Shelley Berman (Archibald Beechcroft) has died. When I looked him up, I found that he had also played a character on two episodes of the 1980s Showtime series Brothers (which I was a big fan of), and they named the character Marcus Beechcroft. Can't be a coincidence.
I liked his work in "The Mind and the Matter." The broadness actors back then brought to comedic roles is really a sticking point for me; it's this, and not necessarily the material, that makes old-school comedy so often grating. Thankfully, Berman soft pedals the mugging and delivers work refreshingly restrained and quite endearing. He's the best thing about a not-so-great episode. His rant about "eliminating the people" is especially a keeper.
He also played one of the cops at the end of "Nightmare as a Child."
Wow, that is kind of weird. Last night I was reading about George Carlin (at this website I frequently read some commenter had mentioned how we miss people like George because of his insightful rants about America) on Wikipedia. I was reading all about his career, and then I read about his influences (comics that influenced him) and I got to this guy Mort Sahl who is someone I remember from the 60's but haven't heard about since then. I clicked on his Wikipedia page and started reading about him. And I noticed at one point this sentence: "Nachman states that the "mere idea of a stand-up comic talking about the real world was in itself revolutionary...[and] the comedians who followed him—Lenny Bruce, Woody Allen, Dick Gregory, Phyllis Diller, Shelley Berman, Jonathan Winters—were cast in a familiar nightclub mold."[3]:51" And I go, gee, Shelley Berman, isn't he that guy who was in that Twilight Zone, where he wishes everyone was gone but himself. I didn't know he was considered a comedian (well I sort of did I guess, but was surprised to see him listed with people like Lenny Bruce and Woody Allen). So I went to HIS Wikipedia page and I was surprised to find he was still living, as is Mort Sahl still living. This all happened yesterday evening. And now I find out he has just died from the Twilight Zone message board.

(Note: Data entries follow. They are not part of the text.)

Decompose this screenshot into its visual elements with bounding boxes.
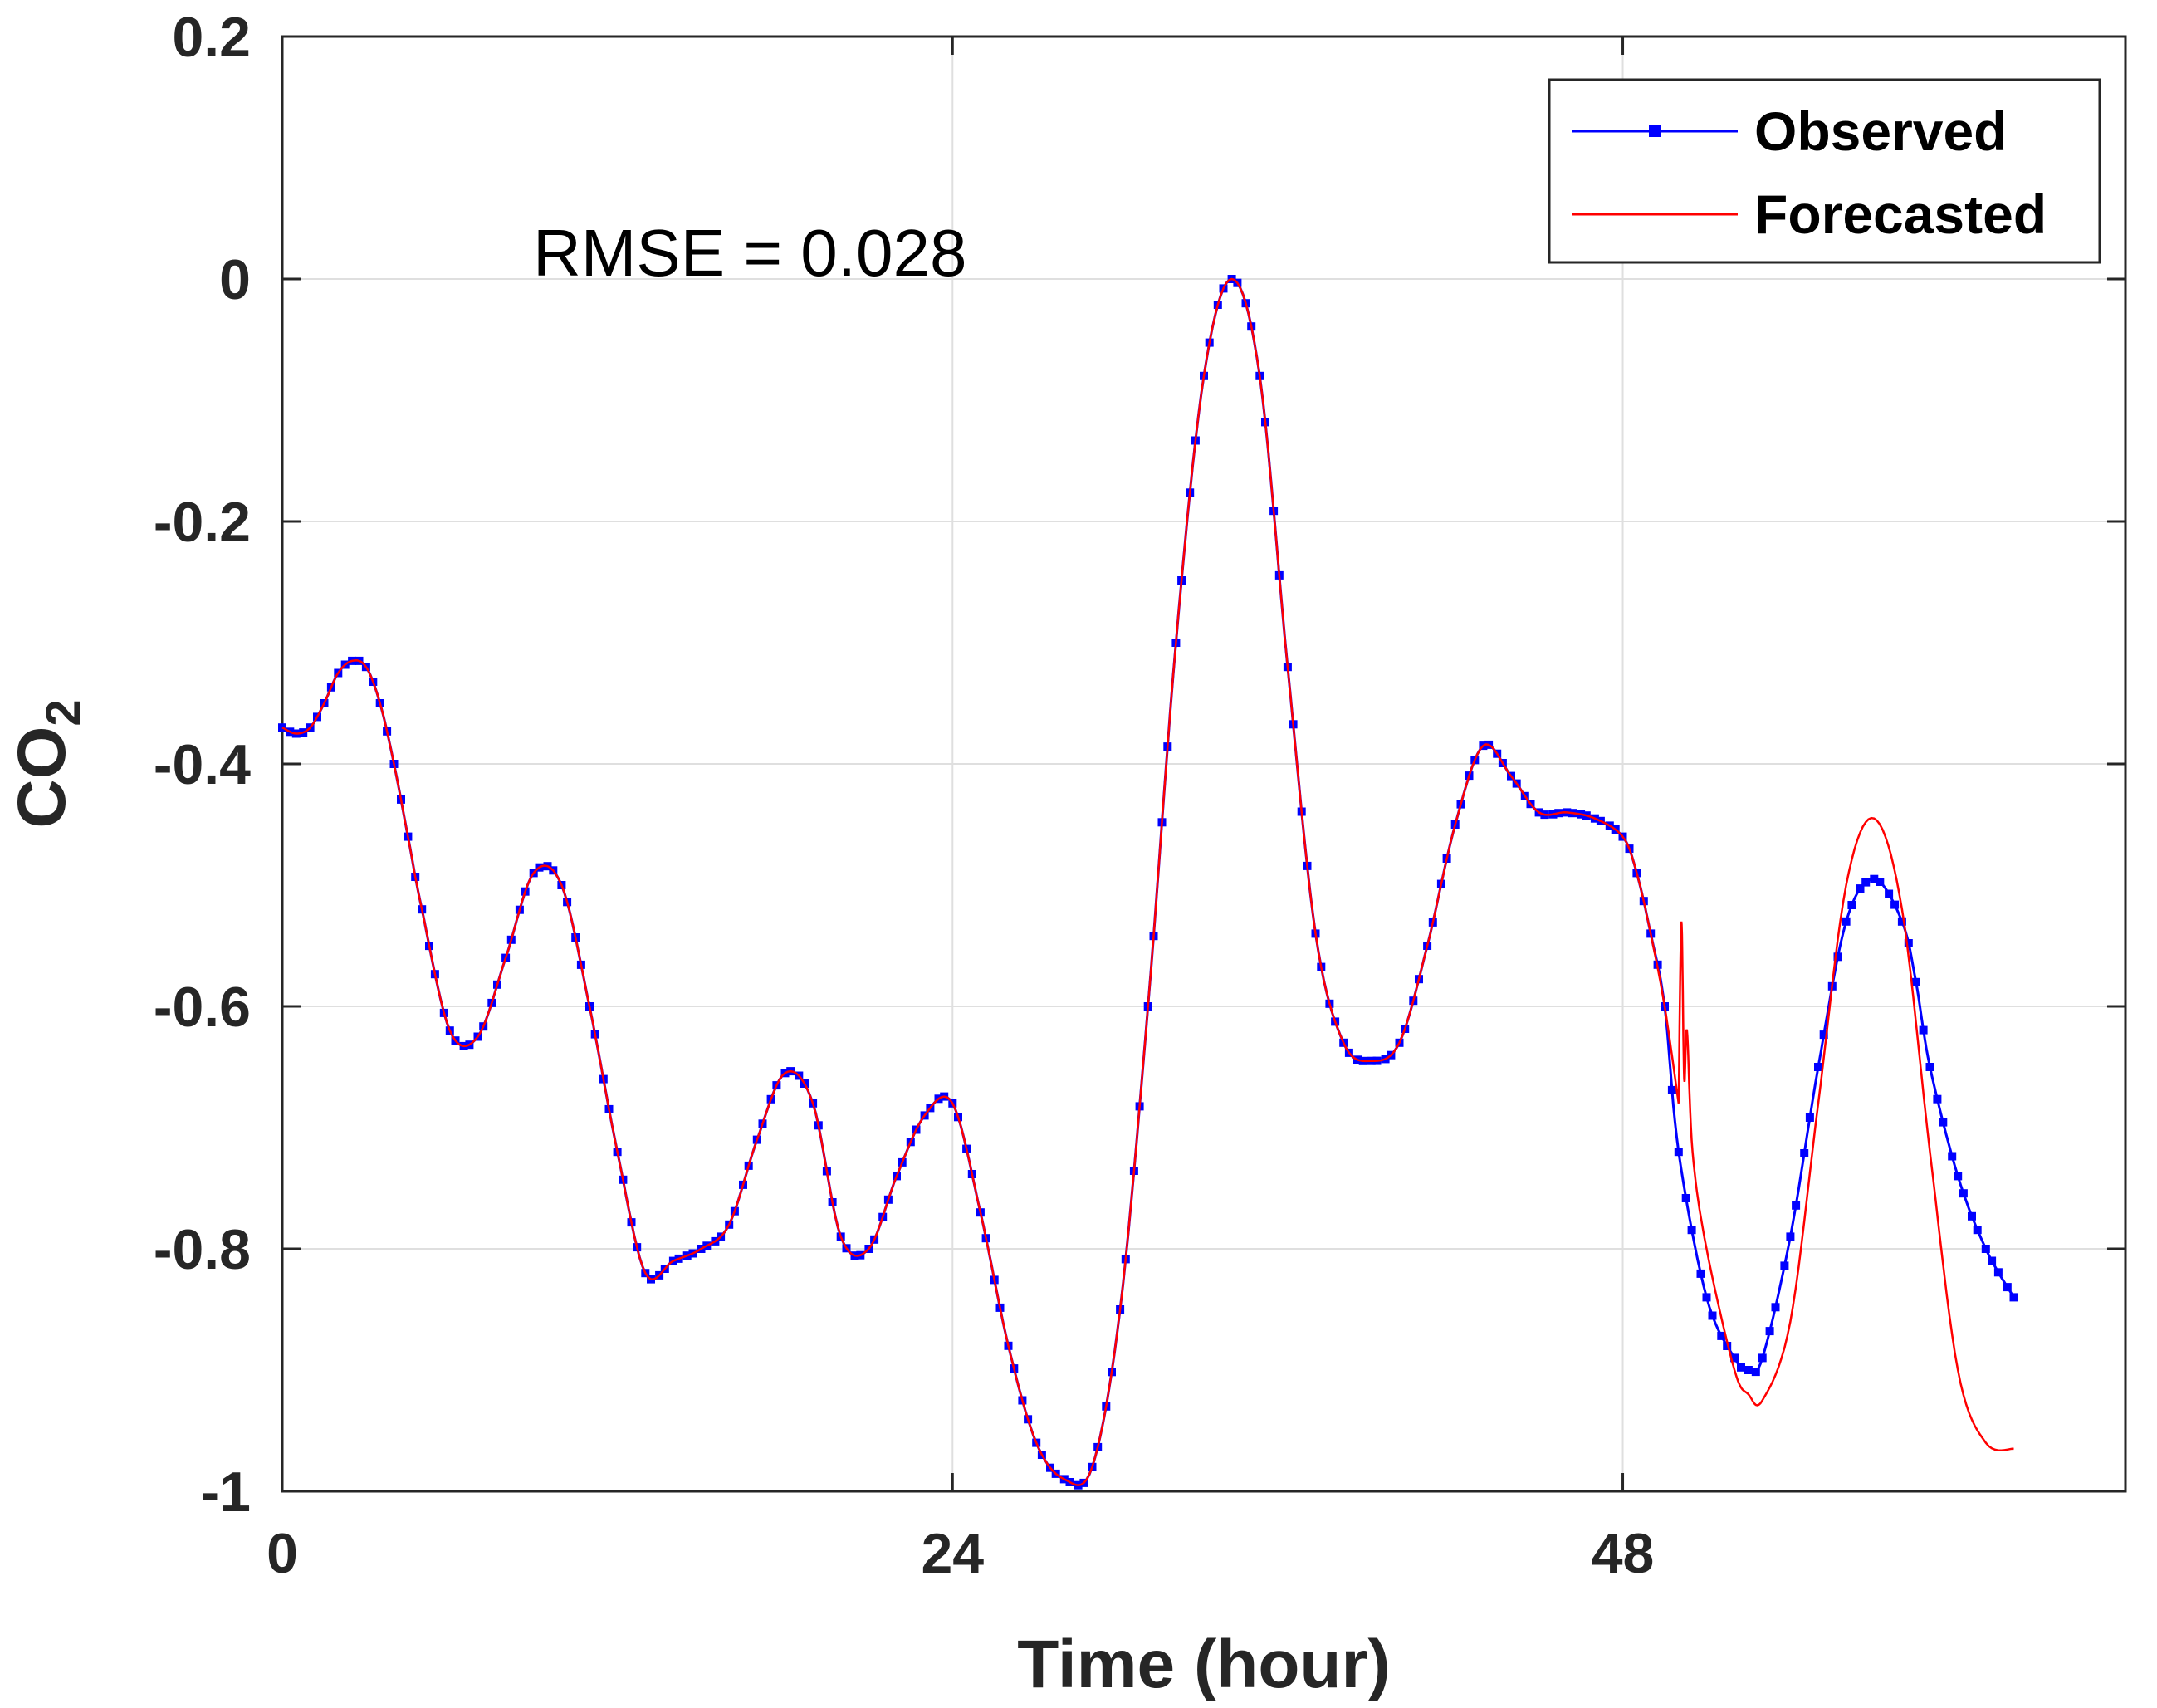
observed-marker-202 <box>1687 1226 1696 1235</box>
observed-marker-212 <box>1758 1353 1767 1363</box>
observed-marker-229 <box>1876 878 1885 886</box>
legend-observed-label: Observed <box>1754 100 2007 162</box>
observed-marker-226 <box>1856 884 1865 893</box>
observed-marker-216 <box>1786 1232 1795 1241</box>
observed-marker-237 <box>1933 1094 1942 1104</box>
observed-marker-241 <box>1959 1189 1968 1198</box>
observed-marker-245 <box>1988 1256 1997 1265</box>
y-axis-label-main: CO <box>4 727 80 829</box>
forecasted-series-line <box>281 277 2014 1486</box>
observed-marker-238 <box>1939 1118 1948 1127</box>
grid <box>282 37 2125 1491</box>
observed-marker-246 <box>1993 1268 2003 1277</box>
observed-marker-236 <box>1925 1063 1934 1071</box>
observed-marker-218 <box>1800 1149 1809 1157</box>
rmse-annotation: RMSE = 0.028 <box>533 216 967 290</box>
y-tick-label-4: -0.6 <box>154 976 251 1039</box>
observed-marker-235 <box>1919 1025 1928 1035</box>
y-axis-label: CO2 <box>4 699 90 828</box>
observed-marker-204 <box>1702 1293 1711 1302</box>
y-tick-label-6: -1 <box>201 1461 251 1524</box>
observed-marker-243 <box>1973 1226 1982 1235</box>
observed-marker-244 <box>1981 1245 1990 1253</box>
observed-marker-232 <box>1897 917 1906 926</box>
observed-marker-219 <box>1805 1113 1814 1122</box>
observed-marker-213 <box>1765 1327 1774 1336</box>
observed-marker-224 <box>1842 917 1851 926</box>
y-tick-label-0: 0.2 <box>172 6 251 69</box>
observed-marker-210 <box>1744 1366 1753 1374</box>
observed-marker-233 <box>1904 939 1913 947</box>
y-tick-label-5: -0.8 <box>154 1218 251 1281</box>
y-tick-label-1: 0 <box>219 248 251 311</box>
observed-marker-201 <box>1681 1194 1690 1202</box>
observed-marker-199 <box>1667 1085 1676 1094</box>
x-tick-label-1: 24 <box>921 1522 984 1585</box>
observed-marker-239 <box>1948 1152 1957 1161</box>
observed-marker-225 <box>1847 901 1856 909</box>
x-tick-label-2: 48 <box>1592 1522 1655 1585</box>
observed-marker-221 <box>1819 1030 1828 1040</box>
observed-marker-206 <box>1717 1331 1726 1340</box>
observed-marker-223 <box>1833 952 1842 962</box>
observed-marker-217 <box>1792 1201 1801 1210</box>
observed-marker-248 <box>2009 1293 2018 1302</box>
observed-marker-230 <box>1885 889 1894 898</box>
observed-marker-209 <box>1737 1363 1745 1372</box>
observed-marker-242 <box>1968 1211 1976 1221</box>
x-axis-label: Time (hour) <box>1017 1627 1390 1702</box>
observed-marker-214 <box>1771 1303 1780 1312</box>
observed-marker-205 <box>1708 1311 1717 1320</box>
legend: Observed Forecasted <box>1548 78 2101 264</box>
axis-ticks: 0 24 48 0.2 0 -0.2 -0.4 -0.6 -0.8 -1 <box>154 6 2125 1585</box>
observed-marker-215 <box>1780 1261 1789 1270</box>
observed-marker-227 <box>1861 878 1871 887</box>
y-axis-label-group: CO2 <box>4 699 90 828</box>
observed-marker-247 <box>2003 1283 2012 1292</box>
observed-marker-203 <box>1696 1269 1705 1278</box>
x-tick-label-0: 0 <box>267 1522 298 1585</box>
observed-marker-228 <box>1870 874 1879 883</box>
observed-marker-240 <box>1954 1172 1963 1181</box>
observed-marker-220 <box>1814 1063 1822 1071</box>
observed-marker-234 <box>1911 977 1920 986</box>
observed-marker-208 <box>1730 1353 1739 1363</box>
y-tick-label-2: -0.2 <box>154 491 251 554</box>
observed-marker-211 <box>1751 1368 1760 1377</box>
observed-marker-200 <box>1674 1148 1683 1157</box>
series-group <box>278 275 2018 1490</box>
legend-observed-marker <box>1649 125 1661 137</box>
legend-forecasted-label: Forecasted <box>1754 184 2047 245</box>
y-axis-label-subscript: 2 <box>37 699 90 726</box>
y-tick-label-3: -0.4 <box>154 733 251 796</box>
legend-box <box>1548 78 2101 264</box>
observed-marker-231 <box>1890 900 1900 909</box>
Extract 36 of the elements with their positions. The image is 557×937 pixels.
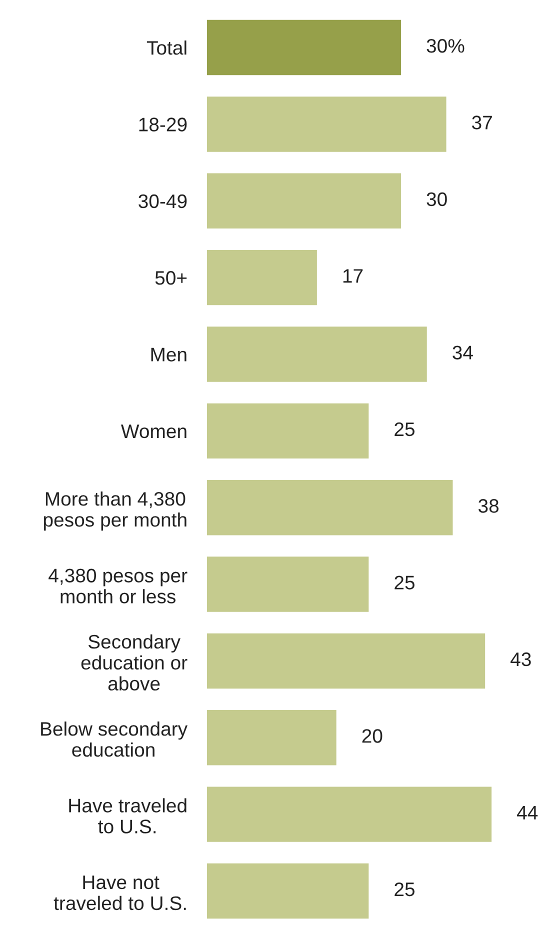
y-tick-label: 50+ (155, 271, 187, 285)
data-label: 30% (426, 38, 464, 53)
bar (207, 403, 369, 459)
bar (207, 480, 453, 536)
y-tick-label: 30-49 (138, 194, 187, 208)
bar (207, 96, 446, 152)
data-label: 25 (394, 422, 414, 436)
bar (207, 326, 427, 382)
data-label: 25 (394, 882, 414, 896)
y-tick-label: 18-29 (139, 118, 187, 132)
bar (207, 863, 369, 919)
data-label: 44 (517, 806, 538, 820)
y-tick-label: Have not traveled to U.S. (54, 876, 186, 910)
data-label: 20 (362, 729, 382, 743)
y-tick-label: Secondary education or above (81, 634, 188, 691)
data-label: 30 (426, 192, 447, 206)
y-tick-label: Have traveled to U.S. (69, 798, 186, 834)
y-tick-label: Below secondary education (41, 722, 188, 757)
data-label: 25 (394, 576, 414, 590)
bar (207, 633, 486, 689)
bar (207, 20, 402, 76)
bar (207, 786, 492, 842)
bar (207, 710, 336, 766)
data-label: 43 (510, 652, 531, 666)
data-label: 38 (478, 499, 499, 513)
bar (207, 173, 402, 228)
bar (207, 556, 369, 612)
y-tick-label: Men (151, 348, 186, 362)
bar (207, 250, 317, 306)
y-tick-label: 4,380 pesos per month or less (48, 568, 188, 604)
data-label: 34 (452, 346, 473, 360)
data-label: 37 (472, 116, 492, 130)
y-tick-label: Women (120, 424, 186, 438)
y-tick-label: More than 4,380 pesos per month (44, 491, 186, 531)
data-label: 17 (343, 269, 363, 283)
y-tick-label: Total (146, 40, 186, 55)
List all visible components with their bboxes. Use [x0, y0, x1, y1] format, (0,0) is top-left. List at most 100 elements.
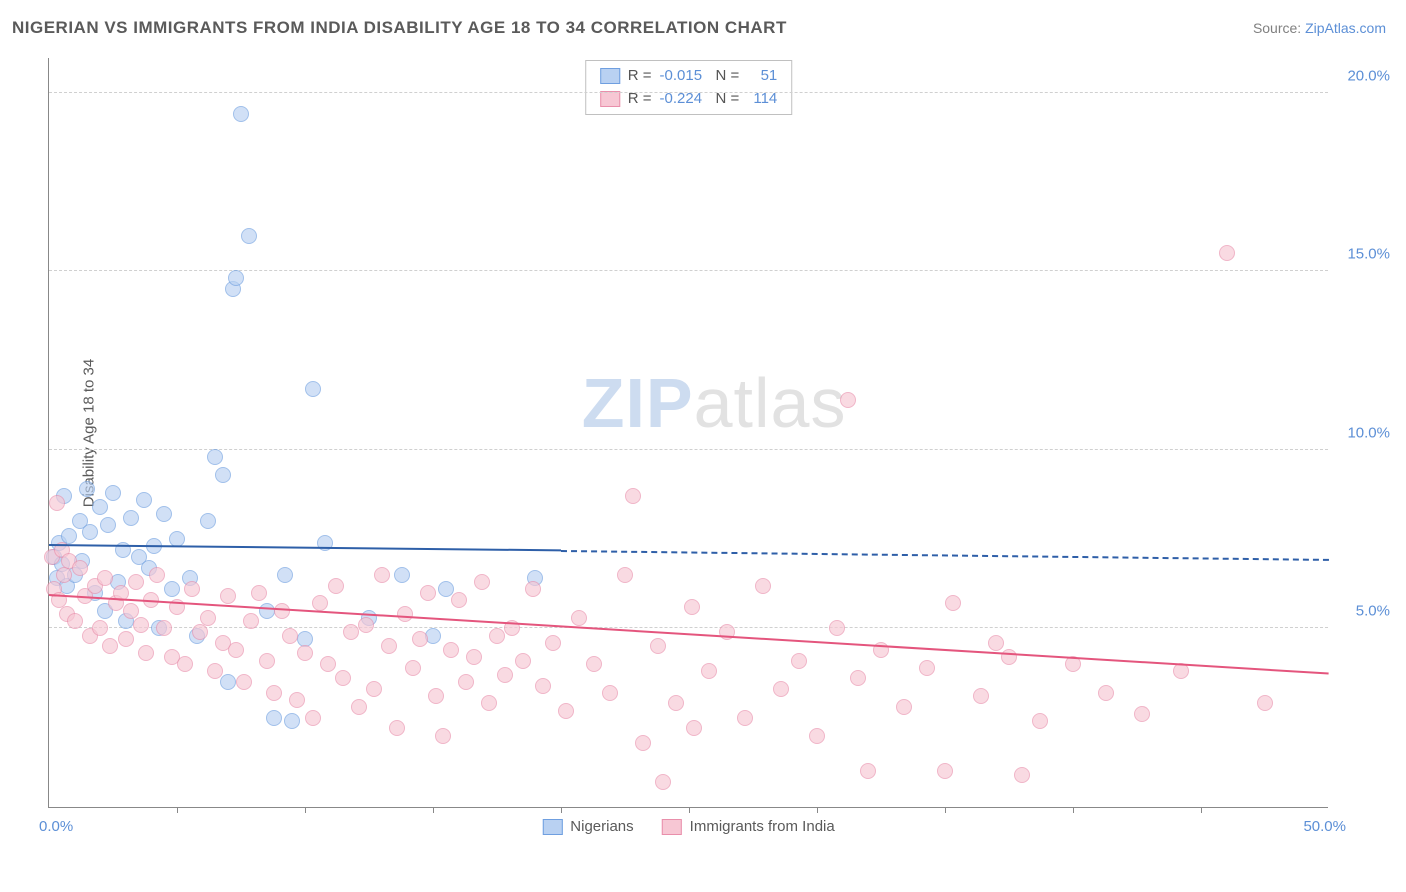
scatter-point [1032, 713, 1048, 729]
scatter-point [668, 695, 684, 711]
scatter-point [481, 695, 497, 711]
x-tick [689, 807, 690, 813]
scatter-point [850, 670, 866, 686]
scatter-point [358, 617, 374, 633]
scatter-point [389, 720, 405, 736]
legend-label: Nigerians [570, 818, 633, 835]
scatter-point [586, 656, 602, 672]
scatter-point [773, 681, 789, 697]
scatter-point [919, 660, 935, 676]
x-tick [945, 807, 946, 813]
scatter-point [945, 595, 961, 611]
x-axis-min-label: 0.0% [39, 818, 73, 835]
scatter-point [305, 710, 321, 726]
gridline [49, 270, 1328, 271]
scatter-point [220, 588, 236, 604]
watermark: ZIPatlas [582, 363, 847, 443]
scatter-point [755, 578, 771, 594]
legend-label: Immigrants from India [690, 818, 835, 835]
scatter-point [374, 567, 390, 583]
legend-item: Immigrants from India [662, 818, 835, 835]
scatter-point [343, 624, 359, 640]
scatter-point [277, 567, 293, 583]
scatter-point [320, 656, 336, 672]
scatter-point [525, 581, 541, 597]
scatter-point [92, 499, 108, 515]
x-tick [177, 807, 178, 813]
y-tick-label: 20.0% [1347, 67, 1390, 84]
scatter-point [625, 488, 641, 504]
scatter-point [655, 774, 671, 790]
scatter-point [366, 681, 382, 697]
scatter-point [737, 710, 753, 726]
scatter-point [535, 678, 551, 694]
legend-item: Nigerians [542, 818, 633, 835]
scatter-point [829, 620, 845, 636]
scatter-point [650, 638, 666, 654]
scatter-point [312, 595, 328, 611]
r-label: R = [628, 65, 652, 88]
scatter-point [123, 510, 139, 526]
scatter-point [49, 495, 65, 511]
scatter-point [236, 674, 252, 690]
scatter-point [791, 653, 807, 669]
scatter-point [228, 270, 244, 286]
scatter-point [571, 610, 587, 626]
y-tick-label: 10.0% [1347, 424, 1390, 441]
scatter-point [149, 567, 165, 583]
scatter-point [138, 645, 154, 661]
scatter-point [192, 624, 208, 640]
scatter-point [233, 106, 249, 122]
x-tick [1201, 807, 1202, 813]
scatter-point [617, 567, 633, 583]
scatter-point [1001, 649, 1017, 665]
legend-row: R =-0.015N =51 [600, 65, 778, 88]
scatter-point [840, 392, 856, 408]
scatter-point [259, 653, 275, 669]
scatter-point [200, 610, 216, 626]
scatter-point [156, 620, 172, 636]
scatter-point [684, 599, 700, 615]
scatter-point [443, 642, 459, 658]
x-tick [1073, 807, 1074, 813]
scatter-point [128, 574, 144, 590]
scatter-point [82, 524, 98, 540]
scatter-point [497, 667, 513, 683]
scatter-point [215, 467, 231, 483]
scatter-point [988, 635, 1004, 651]
r-value: -0.015 [660, 65, 708, 88]
scatter-point [405, 660, 421, 676]
scatter-point [118, 631, 134, 647]
scatter-point [351, 699, 367, 715]
source-link[interactable]: ZipAtlas.com [1305, 20, 1386, 36]
scatter-point [328, 578, 344, 594]
scatter-point [136, 492, 152, 508]
gridline [49, 92, 1328, 93]
scatter-point [686, 720, 702, 736]
scatter-point [397, 606, 413, 622]
scatter-point [177, 656, 193, 672]
scatter-point [97, 570, 113, 586]
scatter-point [809, 728, 825, 744]
scatter-point [259, 603, 275, 619]
scatter-point [207, 663, 223, 679]
scatter-point [394, 567, 410, 583]
y-tick-label: 15.0% [1347, 246, 1390, 263]
x-tick [561, 807, 562, 813]
n-value: 51 [747, 65, 777, 88]
scatter-point [184, 581, 200, 597]
scatter-point [266, 685, 282, 701]
scatter-point [133, 617, 149, 633]
scatter-point [515, 653, 531, 669]
scatter-point [200, 513, 216, 529]
scatter-point [241, 228, 257, 244]
scatter-point [156, 506, 172, 522]
legend-swatch [542, 819, 562, 835]
gridline [49, 627, 1328, 628]
scatter-point [466, 649, 482, 665]
scatter-point [102, 638, 118, 654]
scatter-point [105, 485, 121, 501]
scatter-point [284, 713, 300, 729]
scatter-point [243, 613, 259, 629]
scatter-point [220, 674, 236, 690]
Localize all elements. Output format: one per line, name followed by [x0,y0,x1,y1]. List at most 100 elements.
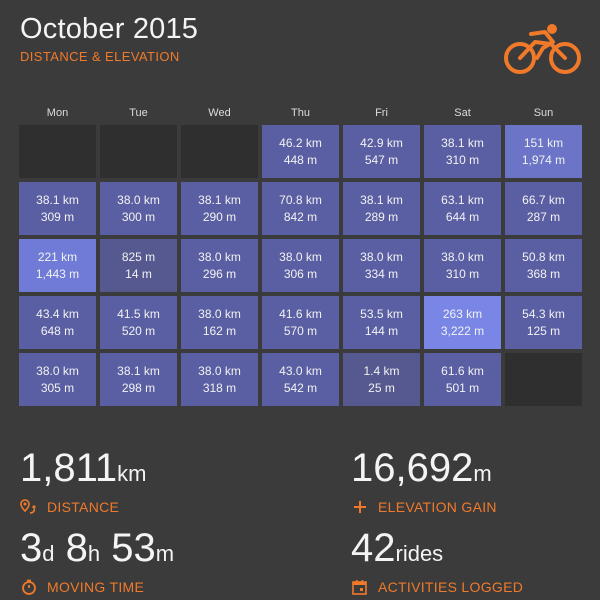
day-header: Thu [291,107,310,119]
moving-time-minutes-unit: m [155,541,175,566]
elevation-number: 16,692 [351,446,474,490]
calendar-day-cell[interactable]: 43.0 km 542 m [262,353,339,406]
cell-distance: 46.2 km [279,135,322,150]
calendar-day-cell[interactable]: 38.0 km 305 m [19,353,96,406]
calendar-day-cell[interactable]: 38.0 km 318 m [181,353,258,406]
cell-elevation: 162 m [202,323,237,338]
elevation-unit: m [473,461,492,486]
cell-distance: 263 km [442,306,483,321]
cell-distance: 1.4 km [363,363,400,378]
moving-time-days-unit: d [42,541,55,566]
calendar-day-cell[interactable]: 38.0 km 162 m [181,296,258,349]
cell-distance: 38.0 km [279,249,322,264]
cell-distance: 43.0 km [279,363,322,378]
cell-elevation: 300 m [121,209,156,224]
cell-distance: 38.0 km [198,363,241,378]
calendar-day-cell[interactable]: 63.1 km 644 m [424,182,501,235]
distance-unit: km [117,461,147,486]
calendar-day-cell[interactable]: 43.4 km 648 m [19,296,96,349]
calendar-day-cell[interactable]: 38.0 km 296 m [181,239,258,292]
moving-time-label: MOVING TIME [20,579,174,595]
calendar-day-cell[interactable]: 38.1 km 309 m [19,182,96,235]
calendar-day-cell[interactable]: 46.2 km 448 m [262,125,339,178]
calendar-day-cell[interactable]: 38.1 km 289 m [343,182,420,235]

Well no, but at least for the present we do have the advantage of growing older. It's difficult to imagine what being young today would be like. The world has changed so much in the 50 years I'm old enough to remember. The exemplars from whom we gained so much are now gone. The lessons they taught remain with us, but passing those lessons on these days would be next to impossible except in the rarest cases.
Oh sure. Shared experience plays a fair part in it, too. I have a young teenage cousin who despite being of “modern” vintage does appreciate what you and I might call the finer things – classic Westerns like “Wagon Train,” “Bonanza” and a few others. He’s also a huge fan of “The Twilight Zone” (which I’ll gladly share credit with his Mom for, though it was me who asked if she thought he might be ready for his own dvd set to watch unfettered by the crap that passes for commercial advertising these days.) If I recall, she said he went through the entire series in less than 3 months, and was impressed enough that he sat down and wrote a few short stories of his own after watching episodes. The only readily-available non-youtube “Serling” material he’s never seen is “The Loner” I think, so that may be his birthday gift – or some old-fangled Bob Newhart standup comedy, which I introduced him to a little more than a month ago – with the “Defusing a Bomb” bit from youtube. We shall see.
Acquainting him with Newhart is a good idea since he is behind possibly the greatest series finale in the history of TV (it certainly would have amused someone with a penchant for twists like Serling).
Didn't know Shelley Berman had passed---I know he was a comedian, but I also caught a dramatic turn he did on "Peter Gunn" as a guy who man or may not be guilty of a murder. He was actually really good on it, and takes up the whole episode.